Engineers, physicists, scientists, and researchers were all stumped. They couldn’t figure out how to reconcile something that seemed to be operating outside of the conventional theories that have explained more than one hundred years of research and industrial applications.

Enter Doc Emmett Brown Homer, BYU undergrad Darcey Britton, fellow BYU professors Oliver Johnson, James Patterson, Eric Sevy, and colleague Gregory Thompson, a BYU alumnus and professor at the University of Alabama. In a new academic article published in Nature partner journal, Computational Materials, they detail how the solution was really under everyone’s noses.

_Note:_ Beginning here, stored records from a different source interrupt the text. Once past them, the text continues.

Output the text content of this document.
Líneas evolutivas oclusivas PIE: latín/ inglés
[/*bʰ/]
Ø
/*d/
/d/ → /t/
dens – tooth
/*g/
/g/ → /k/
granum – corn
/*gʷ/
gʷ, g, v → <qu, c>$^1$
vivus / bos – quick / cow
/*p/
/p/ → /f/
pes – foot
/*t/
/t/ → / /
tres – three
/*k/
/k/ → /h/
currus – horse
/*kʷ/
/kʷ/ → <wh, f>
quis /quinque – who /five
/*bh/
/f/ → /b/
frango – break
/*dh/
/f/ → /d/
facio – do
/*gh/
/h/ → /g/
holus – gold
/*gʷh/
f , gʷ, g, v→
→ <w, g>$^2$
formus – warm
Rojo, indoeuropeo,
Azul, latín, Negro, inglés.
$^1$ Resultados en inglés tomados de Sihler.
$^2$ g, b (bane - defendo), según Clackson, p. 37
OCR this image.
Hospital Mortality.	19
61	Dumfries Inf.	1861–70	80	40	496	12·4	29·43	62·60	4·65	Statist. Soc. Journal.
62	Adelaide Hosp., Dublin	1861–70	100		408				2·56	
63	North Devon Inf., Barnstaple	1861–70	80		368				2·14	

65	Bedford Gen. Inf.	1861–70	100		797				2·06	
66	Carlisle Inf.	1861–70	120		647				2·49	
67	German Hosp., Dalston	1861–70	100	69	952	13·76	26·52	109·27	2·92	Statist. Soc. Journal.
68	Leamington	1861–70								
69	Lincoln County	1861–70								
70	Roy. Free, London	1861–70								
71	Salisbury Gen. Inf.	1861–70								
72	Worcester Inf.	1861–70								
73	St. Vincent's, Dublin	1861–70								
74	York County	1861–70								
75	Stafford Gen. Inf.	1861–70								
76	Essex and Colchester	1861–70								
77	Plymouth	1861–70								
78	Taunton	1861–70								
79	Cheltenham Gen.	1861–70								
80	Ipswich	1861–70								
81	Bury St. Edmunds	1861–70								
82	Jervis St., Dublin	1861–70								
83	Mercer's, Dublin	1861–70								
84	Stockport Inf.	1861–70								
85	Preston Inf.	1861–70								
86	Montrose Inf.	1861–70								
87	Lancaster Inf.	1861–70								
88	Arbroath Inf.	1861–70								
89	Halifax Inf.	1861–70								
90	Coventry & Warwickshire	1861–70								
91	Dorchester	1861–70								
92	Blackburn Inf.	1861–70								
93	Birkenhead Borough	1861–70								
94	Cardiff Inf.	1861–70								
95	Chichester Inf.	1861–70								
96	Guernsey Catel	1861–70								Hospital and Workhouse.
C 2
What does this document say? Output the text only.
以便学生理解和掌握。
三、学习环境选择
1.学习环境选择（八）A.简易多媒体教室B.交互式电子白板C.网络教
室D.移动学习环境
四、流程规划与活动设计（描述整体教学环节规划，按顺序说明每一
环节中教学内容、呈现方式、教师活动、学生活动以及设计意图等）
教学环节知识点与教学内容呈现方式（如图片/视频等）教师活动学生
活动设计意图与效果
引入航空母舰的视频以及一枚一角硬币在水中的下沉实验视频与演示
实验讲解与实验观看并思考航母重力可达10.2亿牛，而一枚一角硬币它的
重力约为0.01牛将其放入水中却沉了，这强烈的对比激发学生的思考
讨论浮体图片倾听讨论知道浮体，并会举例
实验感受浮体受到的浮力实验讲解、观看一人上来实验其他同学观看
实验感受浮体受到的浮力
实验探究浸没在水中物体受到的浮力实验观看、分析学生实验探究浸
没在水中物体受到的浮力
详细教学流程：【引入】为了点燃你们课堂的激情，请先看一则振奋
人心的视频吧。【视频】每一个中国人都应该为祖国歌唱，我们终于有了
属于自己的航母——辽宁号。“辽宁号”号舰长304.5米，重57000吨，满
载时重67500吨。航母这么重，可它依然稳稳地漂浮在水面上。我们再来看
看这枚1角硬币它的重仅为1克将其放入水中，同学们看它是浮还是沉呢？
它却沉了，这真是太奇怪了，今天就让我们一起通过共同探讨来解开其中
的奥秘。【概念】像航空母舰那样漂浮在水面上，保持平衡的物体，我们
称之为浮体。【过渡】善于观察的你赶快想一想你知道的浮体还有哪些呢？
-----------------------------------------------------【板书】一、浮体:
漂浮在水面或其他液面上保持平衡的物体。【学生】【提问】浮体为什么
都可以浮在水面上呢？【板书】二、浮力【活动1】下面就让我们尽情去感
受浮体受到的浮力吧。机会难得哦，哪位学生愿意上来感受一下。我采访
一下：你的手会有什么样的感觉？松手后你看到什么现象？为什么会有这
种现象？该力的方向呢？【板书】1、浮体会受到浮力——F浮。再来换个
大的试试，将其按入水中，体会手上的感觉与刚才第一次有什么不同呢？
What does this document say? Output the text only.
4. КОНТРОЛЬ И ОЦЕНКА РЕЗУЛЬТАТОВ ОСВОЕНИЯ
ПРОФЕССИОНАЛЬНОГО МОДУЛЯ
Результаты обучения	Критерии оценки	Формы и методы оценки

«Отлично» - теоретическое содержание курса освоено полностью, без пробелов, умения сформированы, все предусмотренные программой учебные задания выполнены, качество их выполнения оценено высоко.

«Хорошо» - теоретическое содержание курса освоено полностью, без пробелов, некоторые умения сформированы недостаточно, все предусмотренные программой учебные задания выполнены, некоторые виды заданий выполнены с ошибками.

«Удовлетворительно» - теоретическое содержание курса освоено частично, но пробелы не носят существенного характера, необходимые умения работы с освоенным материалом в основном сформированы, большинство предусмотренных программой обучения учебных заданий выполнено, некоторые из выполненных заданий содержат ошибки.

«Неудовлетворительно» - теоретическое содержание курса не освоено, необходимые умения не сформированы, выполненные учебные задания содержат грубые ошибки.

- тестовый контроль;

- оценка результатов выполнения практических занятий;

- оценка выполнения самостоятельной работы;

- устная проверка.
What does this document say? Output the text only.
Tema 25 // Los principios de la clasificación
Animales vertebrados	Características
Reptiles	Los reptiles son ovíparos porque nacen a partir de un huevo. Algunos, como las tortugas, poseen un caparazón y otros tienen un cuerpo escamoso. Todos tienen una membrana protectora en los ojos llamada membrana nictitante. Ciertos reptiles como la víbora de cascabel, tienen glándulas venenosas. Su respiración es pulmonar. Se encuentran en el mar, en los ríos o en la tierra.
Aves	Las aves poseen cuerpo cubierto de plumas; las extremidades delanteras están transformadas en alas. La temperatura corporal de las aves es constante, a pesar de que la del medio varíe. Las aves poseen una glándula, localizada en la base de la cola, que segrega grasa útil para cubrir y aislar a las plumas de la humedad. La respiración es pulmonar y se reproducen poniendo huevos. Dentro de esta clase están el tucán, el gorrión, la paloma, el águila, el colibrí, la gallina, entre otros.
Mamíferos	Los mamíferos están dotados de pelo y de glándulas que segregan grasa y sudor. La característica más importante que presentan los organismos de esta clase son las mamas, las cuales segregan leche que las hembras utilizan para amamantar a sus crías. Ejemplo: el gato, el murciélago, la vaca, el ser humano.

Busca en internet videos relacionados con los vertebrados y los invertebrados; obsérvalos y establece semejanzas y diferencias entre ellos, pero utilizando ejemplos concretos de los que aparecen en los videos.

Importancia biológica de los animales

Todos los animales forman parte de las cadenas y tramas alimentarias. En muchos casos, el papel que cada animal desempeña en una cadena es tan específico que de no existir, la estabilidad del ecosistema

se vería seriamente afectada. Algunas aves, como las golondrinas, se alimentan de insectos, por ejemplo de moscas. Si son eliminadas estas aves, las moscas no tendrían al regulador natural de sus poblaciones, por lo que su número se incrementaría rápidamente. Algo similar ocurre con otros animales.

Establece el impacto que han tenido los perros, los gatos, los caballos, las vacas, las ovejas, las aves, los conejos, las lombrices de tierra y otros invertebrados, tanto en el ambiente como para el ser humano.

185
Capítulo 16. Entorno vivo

“We went back in the literature and found that the equation most people use is actually a simplification on a more complex equation from the 1950s,” Homer said. “If you plug all your factors into the old, complex equation, it predicts and explains exactly why material processing can speed up at both hotter and colder temperatures.”

The key, Homer said, is that the energies for the processes are very small so even a little bit of energy (i.e. liquid nitrogen temperature) is enough to start the process. “But weirdly, the low energy processes are frustrated by additional energy, not helped by it, which is why it's faster at cryogenic temperature than room temperature.”

The takeaway from this very nerdy, but exciting discovery is that it may open the door to the fabrication of both stronger and lighter metals under very different conditions used today — exactly what many industries (like Tesla and the car industry) want and need.

In the words of Marty McFly: “This is heavy.” Well, actually, the opposite of heavy, but still.